## A Statistics Question

Since my amateur discursion into stochasticity appears to have flushed out all of the mathematically savvy, I’m going pose a real life statistics question for you. I have some data that are non-normally distributed (in fact, they really don’t seem to fit any distribution well–and, yes, I’ve tried various transformations and the data still don’t fit anything). If the data were normally distributed, I would like to perform ANOVA to partition the sources of variance (using percent sums of squares).
Since the data aren’t normally distributed, ANOVA is not the right test to use. Because I’m using a full-factorial model with four factors, using Friedman’s test or any of the one-way non-parametric tests doesn’t seem to apply either. I should add that, while my data are continuous, I can transform the data into ordinal and/or nominal categories if that would help. While logistic regression could circumvent the non-normality problem, I’m unaware of how one partitions variance with that test (if there’s a way to do so, please let me know).
Any ideas? If there are any statistics programs or R packages out there that can handle this, please let me know. Don’t be shy…

This entry was posted in Statistics. Bookmark the permalink.
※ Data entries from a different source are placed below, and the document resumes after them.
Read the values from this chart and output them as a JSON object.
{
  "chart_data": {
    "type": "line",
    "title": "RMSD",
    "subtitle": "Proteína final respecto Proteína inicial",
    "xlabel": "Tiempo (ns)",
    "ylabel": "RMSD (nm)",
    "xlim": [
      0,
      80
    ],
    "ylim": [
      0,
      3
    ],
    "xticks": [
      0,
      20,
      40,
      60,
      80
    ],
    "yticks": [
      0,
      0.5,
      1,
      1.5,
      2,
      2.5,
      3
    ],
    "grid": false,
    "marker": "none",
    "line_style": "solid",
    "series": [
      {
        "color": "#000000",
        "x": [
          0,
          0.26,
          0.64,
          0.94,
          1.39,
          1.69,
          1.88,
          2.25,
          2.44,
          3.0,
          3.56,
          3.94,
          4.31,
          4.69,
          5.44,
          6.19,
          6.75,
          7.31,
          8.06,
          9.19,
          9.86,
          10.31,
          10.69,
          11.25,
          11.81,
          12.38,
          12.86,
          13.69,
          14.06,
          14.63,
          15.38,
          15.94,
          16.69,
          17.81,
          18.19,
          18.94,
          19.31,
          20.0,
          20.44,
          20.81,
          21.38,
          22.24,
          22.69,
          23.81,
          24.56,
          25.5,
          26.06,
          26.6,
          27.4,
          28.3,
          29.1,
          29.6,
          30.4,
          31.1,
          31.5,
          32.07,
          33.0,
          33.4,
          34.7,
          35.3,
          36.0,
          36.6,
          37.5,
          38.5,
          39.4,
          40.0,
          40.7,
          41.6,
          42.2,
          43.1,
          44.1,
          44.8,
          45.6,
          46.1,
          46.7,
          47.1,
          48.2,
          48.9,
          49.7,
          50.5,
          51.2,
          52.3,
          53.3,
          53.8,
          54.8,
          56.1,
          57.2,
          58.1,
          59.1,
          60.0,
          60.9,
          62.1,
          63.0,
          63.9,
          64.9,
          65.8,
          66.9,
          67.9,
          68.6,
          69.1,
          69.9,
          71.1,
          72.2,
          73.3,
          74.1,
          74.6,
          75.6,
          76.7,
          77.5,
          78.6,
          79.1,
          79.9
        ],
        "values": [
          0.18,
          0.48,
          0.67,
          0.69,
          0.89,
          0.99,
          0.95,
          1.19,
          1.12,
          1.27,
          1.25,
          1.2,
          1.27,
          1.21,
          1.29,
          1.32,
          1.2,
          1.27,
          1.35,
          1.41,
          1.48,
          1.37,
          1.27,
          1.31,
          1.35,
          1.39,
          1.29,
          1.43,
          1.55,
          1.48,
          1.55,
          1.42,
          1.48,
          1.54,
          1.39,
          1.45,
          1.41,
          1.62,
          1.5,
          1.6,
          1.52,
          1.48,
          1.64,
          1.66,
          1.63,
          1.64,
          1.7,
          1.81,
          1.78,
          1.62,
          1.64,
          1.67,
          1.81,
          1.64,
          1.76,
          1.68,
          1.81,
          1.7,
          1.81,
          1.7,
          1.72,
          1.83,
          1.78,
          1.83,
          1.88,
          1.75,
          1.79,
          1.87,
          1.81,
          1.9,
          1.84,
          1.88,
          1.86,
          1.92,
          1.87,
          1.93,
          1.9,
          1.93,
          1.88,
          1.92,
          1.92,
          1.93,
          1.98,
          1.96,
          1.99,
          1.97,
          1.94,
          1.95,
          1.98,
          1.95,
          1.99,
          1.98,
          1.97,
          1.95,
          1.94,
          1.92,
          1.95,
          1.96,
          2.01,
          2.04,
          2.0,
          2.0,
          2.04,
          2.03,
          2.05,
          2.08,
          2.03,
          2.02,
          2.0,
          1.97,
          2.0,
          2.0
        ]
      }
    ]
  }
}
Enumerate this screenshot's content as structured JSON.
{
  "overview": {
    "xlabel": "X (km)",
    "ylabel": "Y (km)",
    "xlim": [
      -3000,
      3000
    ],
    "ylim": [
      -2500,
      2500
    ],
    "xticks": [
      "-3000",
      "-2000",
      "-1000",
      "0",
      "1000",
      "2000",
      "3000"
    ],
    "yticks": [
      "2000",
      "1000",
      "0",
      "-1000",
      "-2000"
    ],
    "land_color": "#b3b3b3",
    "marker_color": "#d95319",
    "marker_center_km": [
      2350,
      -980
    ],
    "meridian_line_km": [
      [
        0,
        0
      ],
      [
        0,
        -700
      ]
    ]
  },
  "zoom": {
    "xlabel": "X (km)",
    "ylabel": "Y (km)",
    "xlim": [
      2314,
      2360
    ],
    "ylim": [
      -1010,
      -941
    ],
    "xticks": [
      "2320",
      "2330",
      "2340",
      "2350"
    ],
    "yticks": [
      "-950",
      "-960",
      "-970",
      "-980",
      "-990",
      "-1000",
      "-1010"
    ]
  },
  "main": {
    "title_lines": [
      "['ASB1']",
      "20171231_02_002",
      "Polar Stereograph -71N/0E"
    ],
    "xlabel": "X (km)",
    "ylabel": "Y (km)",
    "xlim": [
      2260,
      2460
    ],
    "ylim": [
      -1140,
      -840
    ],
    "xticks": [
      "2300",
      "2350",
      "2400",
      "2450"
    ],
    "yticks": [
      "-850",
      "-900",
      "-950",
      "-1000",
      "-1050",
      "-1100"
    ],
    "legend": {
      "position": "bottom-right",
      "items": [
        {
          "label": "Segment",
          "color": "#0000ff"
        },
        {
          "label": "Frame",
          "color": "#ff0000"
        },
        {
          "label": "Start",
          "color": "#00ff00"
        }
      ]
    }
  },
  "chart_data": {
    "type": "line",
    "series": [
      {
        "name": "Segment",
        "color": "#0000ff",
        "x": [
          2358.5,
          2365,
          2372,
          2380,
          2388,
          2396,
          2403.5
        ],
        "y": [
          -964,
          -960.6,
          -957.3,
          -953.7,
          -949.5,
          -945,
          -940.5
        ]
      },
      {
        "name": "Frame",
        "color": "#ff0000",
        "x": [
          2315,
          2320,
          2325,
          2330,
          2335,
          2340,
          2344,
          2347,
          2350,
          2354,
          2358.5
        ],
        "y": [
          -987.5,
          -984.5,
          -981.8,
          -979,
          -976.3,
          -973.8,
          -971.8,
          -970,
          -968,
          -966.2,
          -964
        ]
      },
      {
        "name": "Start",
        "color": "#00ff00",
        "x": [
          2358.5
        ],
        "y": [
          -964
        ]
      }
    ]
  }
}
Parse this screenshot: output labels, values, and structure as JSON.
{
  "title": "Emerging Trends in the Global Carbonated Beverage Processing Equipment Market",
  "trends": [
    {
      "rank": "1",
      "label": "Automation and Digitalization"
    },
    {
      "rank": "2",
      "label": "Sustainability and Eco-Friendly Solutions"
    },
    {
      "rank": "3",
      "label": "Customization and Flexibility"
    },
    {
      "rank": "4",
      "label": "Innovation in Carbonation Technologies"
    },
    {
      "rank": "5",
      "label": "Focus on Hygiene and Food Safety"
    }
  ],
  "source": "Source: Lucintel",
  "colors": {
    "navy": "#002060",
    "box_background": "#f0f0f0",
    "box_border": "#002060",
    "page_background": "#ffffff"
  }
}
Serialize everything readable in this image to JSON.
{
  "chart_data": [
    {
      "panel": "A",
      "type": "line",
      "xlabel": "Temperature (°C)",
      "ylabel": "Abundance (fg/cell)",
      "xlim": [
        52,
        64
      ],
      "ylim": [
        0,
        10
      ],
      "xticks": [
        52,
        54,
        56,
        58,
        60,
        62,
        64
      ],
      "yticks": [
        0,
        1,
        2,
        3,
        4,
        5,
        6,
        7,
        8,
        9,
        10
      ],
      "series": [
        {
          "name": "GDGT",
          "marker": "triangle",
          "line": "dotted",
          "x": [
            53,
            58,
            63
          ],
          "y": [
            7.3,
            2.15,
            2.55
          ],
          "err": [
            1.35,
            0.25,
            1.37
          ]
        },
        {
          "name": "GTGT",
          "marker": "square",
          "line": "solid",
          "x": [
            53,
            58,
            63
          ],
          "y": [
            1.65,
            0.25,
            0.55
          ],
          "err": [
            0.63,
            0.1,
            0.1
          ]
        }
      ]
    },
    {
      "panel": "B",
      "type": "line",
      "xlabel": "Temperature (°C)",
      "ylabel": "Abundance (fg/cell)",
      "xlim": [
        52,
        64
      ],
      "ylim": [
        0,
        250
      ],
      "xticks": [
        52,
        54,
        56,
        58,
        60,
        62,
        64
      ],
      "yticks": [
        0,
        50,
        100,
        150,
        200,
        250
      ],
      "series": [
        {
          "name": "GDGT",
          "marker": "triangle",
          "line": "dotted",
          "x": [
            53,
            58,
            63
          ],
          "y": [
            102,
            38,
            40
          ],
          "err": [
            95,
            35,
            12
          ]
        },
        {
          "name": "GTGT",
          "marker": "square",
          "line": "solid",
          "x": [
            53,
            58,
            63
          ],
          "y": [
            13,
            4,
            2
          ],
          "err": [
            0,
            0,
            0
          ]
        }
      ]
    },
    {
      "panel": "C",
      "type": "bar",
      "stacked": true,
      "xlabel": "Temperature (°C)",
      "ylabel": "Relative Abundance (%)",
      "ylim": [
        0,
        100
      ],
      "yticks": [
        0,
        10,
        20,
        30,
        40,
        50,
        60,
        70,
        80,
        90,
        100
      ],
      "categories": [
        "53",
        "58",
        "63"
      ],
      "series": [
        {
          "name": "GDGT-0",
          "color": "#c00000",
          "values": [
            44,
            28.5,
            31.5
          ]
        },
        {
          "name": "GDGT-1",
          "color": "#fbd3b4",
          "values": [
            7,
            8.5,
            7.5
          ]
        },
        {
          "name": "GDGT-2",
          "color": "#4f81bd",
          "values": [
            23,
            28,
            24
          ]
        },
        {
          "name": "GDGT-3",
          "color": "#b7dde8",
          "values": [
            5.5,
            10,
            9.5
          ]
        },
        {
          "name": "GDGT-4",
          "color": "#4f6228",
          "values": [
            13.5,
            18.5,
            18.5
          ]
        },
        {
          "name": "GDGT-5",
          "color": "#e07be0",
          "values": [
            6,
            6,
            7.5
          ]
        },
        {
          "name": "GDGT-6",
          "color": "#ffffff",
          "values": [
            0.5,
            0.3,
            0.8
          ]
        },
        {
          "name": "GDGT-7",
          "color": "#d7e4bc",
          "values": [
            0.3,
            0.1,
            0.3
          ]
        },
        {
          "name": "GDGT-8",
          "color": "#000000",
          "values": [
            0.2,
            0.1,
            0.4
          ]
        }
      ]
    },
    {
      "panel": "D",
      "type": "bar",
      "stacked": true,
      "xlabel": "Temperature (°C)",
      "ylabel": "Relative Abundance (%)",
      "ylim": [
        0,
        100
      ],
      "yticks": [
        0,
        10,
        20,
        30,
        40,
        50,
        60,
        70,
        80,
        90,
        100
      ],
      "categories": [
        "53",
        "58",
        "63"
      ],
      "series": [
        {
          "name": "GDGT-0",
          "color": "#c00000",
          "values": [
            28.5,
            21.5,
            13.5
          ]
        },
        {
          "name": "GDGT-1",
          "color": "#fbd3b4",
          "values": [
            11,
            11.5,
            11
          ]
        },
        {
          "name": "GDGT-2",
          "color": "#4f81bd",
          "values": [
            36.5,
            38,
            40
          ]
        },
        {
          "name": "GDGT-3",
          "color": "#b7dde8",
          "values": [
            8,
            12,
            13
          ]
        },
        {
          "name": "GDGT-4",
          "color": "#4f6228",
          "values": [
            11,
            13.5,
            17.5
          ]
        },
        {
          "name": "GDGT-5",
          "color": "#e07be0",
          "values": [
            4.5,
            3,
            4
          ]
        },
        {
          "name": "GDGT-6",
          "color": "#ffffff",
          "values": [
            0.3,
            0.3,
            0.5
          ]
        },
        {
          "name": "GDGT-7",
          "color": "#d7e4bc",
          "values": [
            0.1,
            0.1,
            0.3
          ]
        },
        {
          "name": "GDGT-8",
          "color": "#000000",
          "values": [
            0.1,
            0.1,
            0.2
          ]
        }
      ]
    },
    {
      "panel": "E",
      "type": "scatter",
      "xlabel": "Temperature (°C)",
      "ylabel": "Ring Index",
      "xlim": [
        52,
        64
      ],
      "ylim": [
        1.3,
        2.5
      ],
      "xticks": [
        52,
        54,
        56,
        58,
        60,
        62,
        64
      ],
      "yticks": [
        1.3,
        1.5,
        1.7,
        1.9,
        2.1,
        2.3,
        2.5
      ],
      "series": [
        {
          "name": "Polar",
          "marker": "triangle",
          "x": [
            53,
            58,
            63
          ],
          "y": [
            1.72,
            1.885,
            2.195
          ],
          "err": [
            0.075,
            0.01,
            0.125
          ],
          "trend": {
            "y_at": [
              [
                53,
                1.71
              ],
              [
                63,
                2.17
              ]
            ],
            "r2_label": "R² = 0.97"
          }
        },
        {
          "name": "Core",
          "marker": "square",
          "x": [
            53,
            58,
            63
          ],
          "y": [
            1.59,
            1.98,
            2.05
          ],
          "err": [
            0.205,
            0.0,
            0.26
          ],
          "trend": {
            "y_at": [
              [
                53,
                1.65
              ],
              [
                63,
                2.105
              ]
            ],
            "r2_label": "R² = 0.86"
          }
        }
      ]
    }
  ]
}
### 5 Responses to A Statistics Question

1. igor eduardo kupfer says:

Warning: there is an excellent chance that I don’t know what I’m talking about.
The Kruskal Wallis test is the nonparametric analogue of ANOVA.
Or you could force your data into a gaussian distribution using ranks, a la the following R code:
x = (rank(x)-.5)/length(x)
x = qnorm(x)
Here’s a paper that might be of service, “Rank-Based Analyses of Linear Models Using R”:
http://www.jstatsoft.org/v14/i07/v14i07.pdf
The R library MASS has some other robust stuff as well, from what I recall.

2. eric bloodaxe says:

Perhaps your results are purely random, so there would be noway you get them to mean anything.

3. Josh says:

Do you get significant results from an ANOVA? Violating the assumptions will usually make your test less powerful, so if you still get significance, that’s a good sign. ANOVA is generally considered robust to non-normality. Are your variances fairly constant? ANOVA is less resistant to heteroskedasticity than to non-normality.
This posting gives some hints about using proportional odds models as a path to robust ANOVA. For logistic regressions, look especially at the conditional logit functions.

4. Steff Z says:

Mike, you’ve got two copies of the original post.